In terms of least important features, we observe that `CHAS`

and `RAD`

are voted to be least important both based on most attribution algorithms and learned coefficients.

Another interesting observation is that both Integrated Gradients and DeepLift return similar attribution scores across all features. This is associated with the fact that although we have non-linearities in our model, their effects aren't significant and DeepLift is close to `(input - baselines) * gradients`

. And because the gradients do not change significantly along the straight line from baseline to input, we observe similar situation with Integrated Gradients as well.
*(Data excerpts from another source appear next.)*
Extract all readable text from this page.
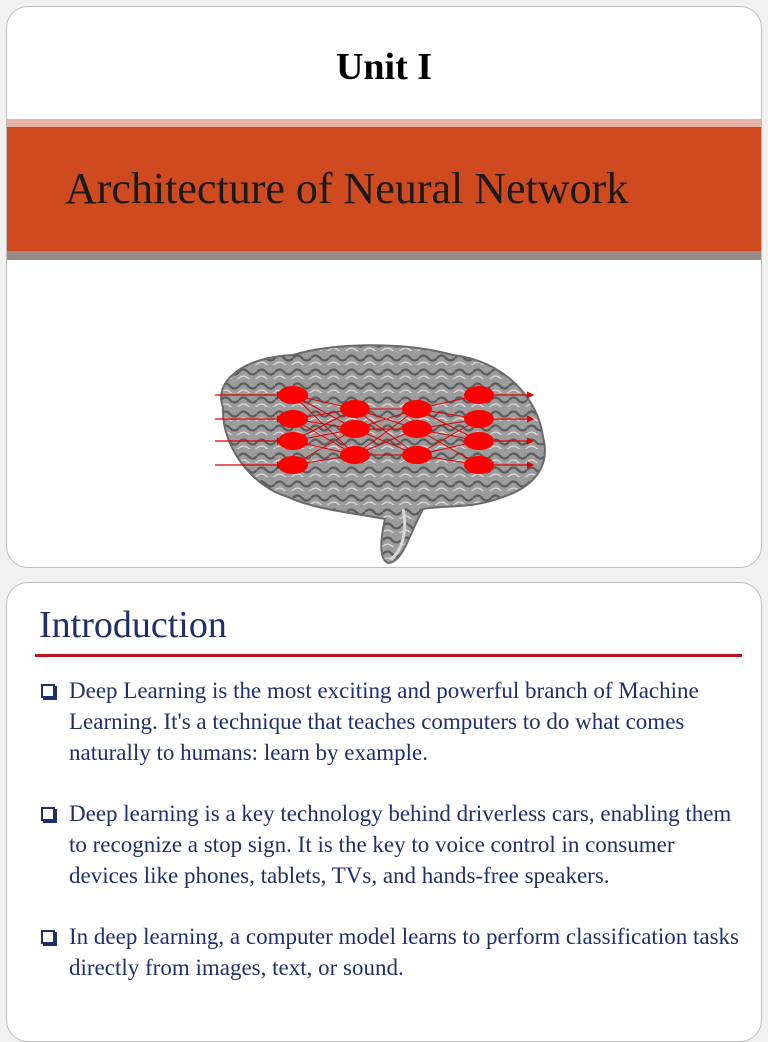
Unit I
Architecture of Neural Network
Introduction
Deep Learning is the most exciting and powerful branch of Machine Learning. It's a technique that teaches computers to do what comes naturally to humans: learn by example.
Deep learning is a key technology behind driverless cars, enabling them to recognize a stop sign. It is the key to voice control in consumer devices like phones, tablets, TVs, and hands-free speakers.
In deep learning, a computer model learns to perform classification tasks directly from images, text, or sound.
Now let's beside attributing to the inputs of the model, also attribute to the layers of the model and understand which neurons appear to be more important.

In the cell below we will attribute to the inputs of the second linear layer of our model. Similar to the previous case, the attribution is performed on the test dataset.

In [17]:

```
# Compute the attributions of the output with respect to the inputs of the fourth linear layer
lc = LayerConductance(model, model.lin4)
lc_attr_test = lc.attribute(X_test, n_steps=100, attribute_to_layer_input=True)
# shape: test_examples x size_hidden
lc_attr_test = lc_attr_test[0]
# weights from forth linear layer
# shape: size_hidden4 x size_hidden3
lin4_weight = model.lin4.weight
```

In the cell below we normalize and visualize the attributions and learned model weights for all 10 neurons in the fourth hidden layer. The weights represent the weight matrix of the fourth linear layer. The attributions are computed with respect to the inputs of the fourth linear layer.

In [18]:

```
plt.figure(figsize=(15, 8))
x_axis_data = np.arange(lc_attr_test.shape[1])
y_axis_lc_attr_test = lc_attr_test.mean(0).detach().numpy()
y_axis_lc_attr_test = y_axis_lc_attr_test / np.linalg.norm(y_axis_lc_attr_test, ord=1)
y_axis_lin4_weight = lin4_weight[0].detach().numpy()
y_axis_lin4_weight = y_axis_lin4_weight / np.linalg.norm(y_axis_lin4_weight, ord=1)
width = 0.25
legends = ['Attributions','Weights']
x_axis_labels = [ 'Neuron {}'.format(i) for i in range(len(y_axis_lin4_weight))]
ax = plt.subplot()
ax.set_title('Aggregated neuron importances and learned weights in the last linear layer of the model')
ax.bar(x_axis_data + width, y_axis_lc_attr_test, width, align='center', alpha=0.5, color='red')
ax.bar(x_axis_data + 2 * width, y_axis_lin4_weight, width, align='center', alpha=0.5, color='green')
plt.legend(legends, loc=2, prop={'size': 20})
ax.autoscale_view()
plt.tight_layout()
ax.set_xticks(x_axis_data + 0.5)
ax.set_xticklabels(x_axis_labels)
plt.show()
```

It is interesting to observe that the weights and attribution scores are well aligned for all 10 neurons in the last layer. Meaning that the neurons with negative weights also have negative attribution scores and we can observe the same for the positive weights and attributions.

We also observe that the neurons five and nine have very small attributions but relatively larger weights. Another interesting thing to observe is that the weights do not fluctuate much whereas attributions do fluctuate more relative to that and spike in Layer 4.